In reality, lineup data can be highly contextual. Because the games are only 40 minutes and you are only playing two games a week, NCAA bench players are often times only used by necessity. This obviously contrasts the NBA, where teams tend to have a set rotation that can be used to extract meaningful data for bench players. In the NCAA, a backup point guard may only play meaningful minutes if the starter is hurt or in foul trouble.

Even for teams that use their bench in a more robust manner, sample size is extremely small in the NCAA. Advanced NBA models — which account for contextual factors like opponent strength — often use multiple years of data in order to make predictions based off of lineup data. That type of sample size doesn't exist at the college level.

To illustrate the limits of lineup data, I used to compare data from the first half of Big East play to the second half. For this (admittedly crude) study, I went player-by-player in the Big East to see how his team performed offensively with him on the court in the first nine games of conference play. I accounted for team strength by comparing the player's performance to the team's average performance. I then did the same exact thing for the second nine games of conference play.

The question I'm looking to answer here is, "If a team was especially efficient with a certain player on the court during the first half of conference play, did that trend continue in the second half?" The answer is no:

The trend line is basically flat, meaning correlation between the first 9 game and last 9 games is non-existent. The study is by no means rigorous enough to throw out lineup data altogether. However, in small samples a team's average points per possession is consistently a stronger predictor of future player performance than that player's points per possession.

Using Lineup Data Effectively

Although it is of limited utility as a predictor, lineup data can be quite useful when used responsibly.
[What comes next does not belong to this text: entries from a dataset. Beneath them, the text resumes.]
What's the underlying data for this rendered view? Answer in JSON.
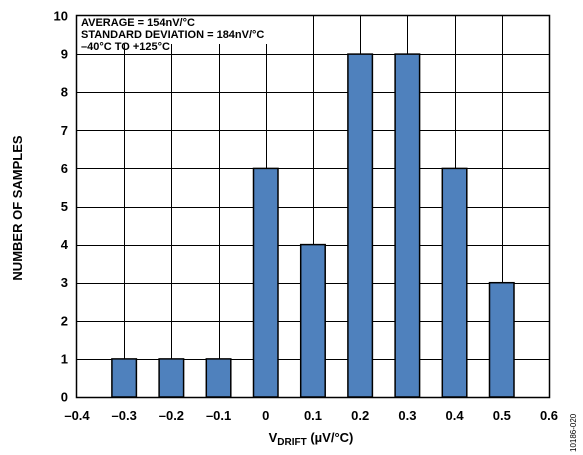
{
  "chart_data": {
    "type": "bar",
    "x_ticks": [
      "–0.4",
      "–0.3",
      "–0.2",
      "–0.1",
      "0",
      "0.1",
      "0.2",
      "0.3",
      "0.4",
      "0.5",
      "0.6"
    ],
    "x": [
      -0.3,
      -0.2,
      -0.1,
      0,
      0.1,
      0.2,
      0.3,
      0.4,
      0.5
    ],
    "values": [
      1,
      1,
      1,
      6,
      4,
      9,
      9,
      6,
      3
    ],
    "xlim": [
      -0.4,
      0.6
    ],
    "ylim": [
      0,
      10
    ],
    "y_ticks": [
      "0",
      "1",
      "2",
      "3",
      "4",
      "5",
      "6",
      "7",
      "8",
      "9",
      "10"
    ],
    "xlabel_main": "V",
    "xlabel_sub": "DRIFT",
    "xlabel_unit": " (µV/°C)",
    "ylabel": "NUMBER OF SAMPLES",
    "annotations": [
      "AVERAGE = 154nV/°C",
      "STANDARD DEVIATION = 184nV/°C",
      "–40°C TO +125°C"
    ],
    "grid": true,
    "bar_color": "#4f81bd",
    "bar_edge_color": "#000000",
    "legend": "none"
  },
  "figure_id": "10186-020"
}
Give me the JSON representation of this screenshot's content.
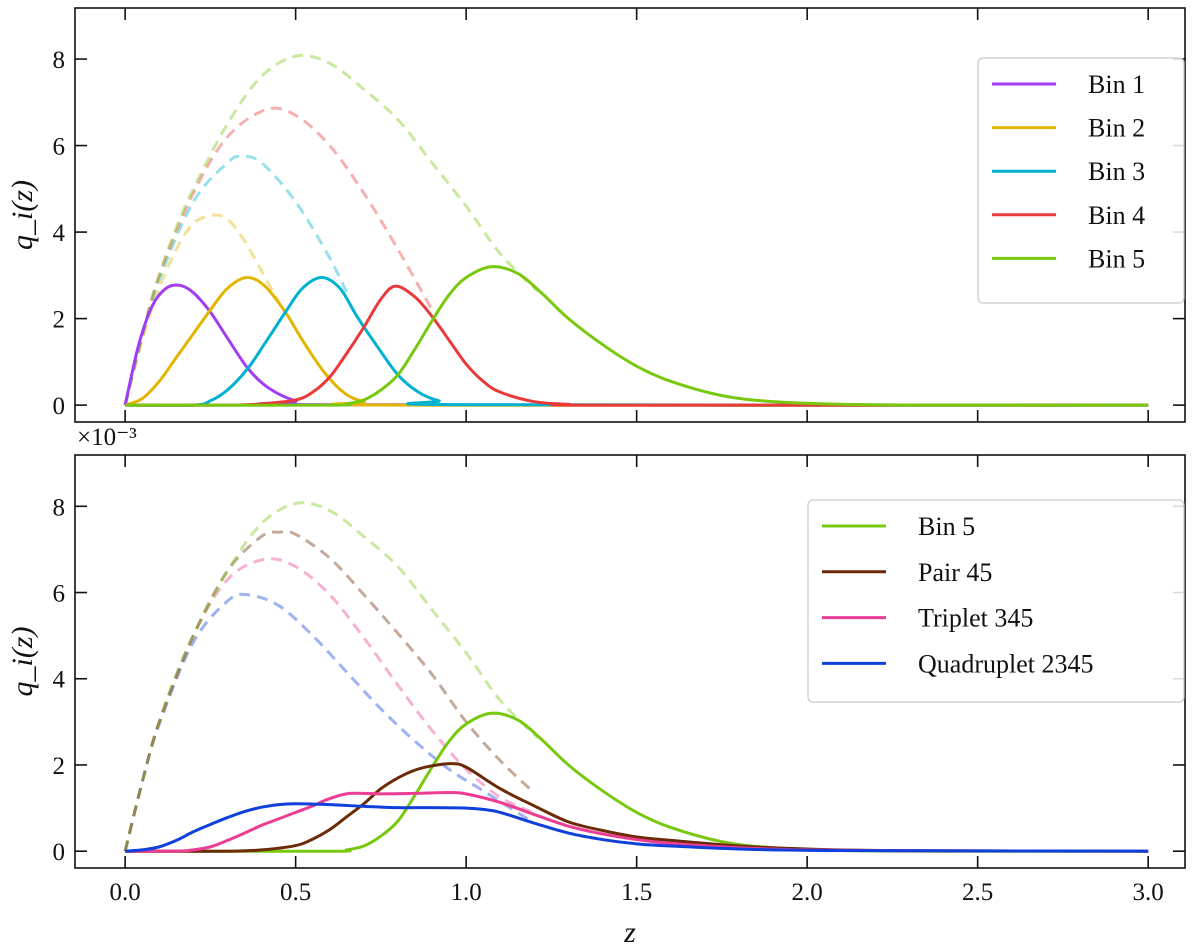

Let's say a player or unit has poor offensive numbers according to lineup data. The reaction by a coach should not simply be to stop playing that player/unit. Instead, it should be to ask why. Instead of using it as a predictor, lineup data is best used as an organizer

With the rise of the three-point line, everyone wants to go small for floor spacing. This can lead to players playing positions without getting practice reps at that position. A guard asked to play the 4 probably doesn't have a great feel for running plays at that position, and chances are the plays aren't maximizing his abilities anyways.

The data just describes the past effectiveness of the lineup. The coaching staff can utilize that data (and film) to determine both the why and how to improve. 

I think a great way to think of lineup data is like a Synergy statistic. Synergy classifies all of your possessions and can tell you performance on (for example) spot-up shot attempts. It then allows you to click on that number and watch all of your spot ups. So while it's helpful to know that you are below average in a category, the real value is looking at the numbers and film to do some critical thinking on why and how to improve.

If your efficiency on spot up attempts is low, you wouldn't simply ban spot ups. You would evaluate the plays and players contributing to those attempts and tweak strategy as necessary. Lineup data is no different. With any given lineup there are many factors and decisions to consider:

How do you defend ball screens? What offense do you run to maximize the five on the court? Do you crash the glass or set up your defense? How fast are you trying to play?

Instead of using lineup data (and film) to make a binary yes/no decision on a particular unit or player, the best staffs use it to evaluate and improve.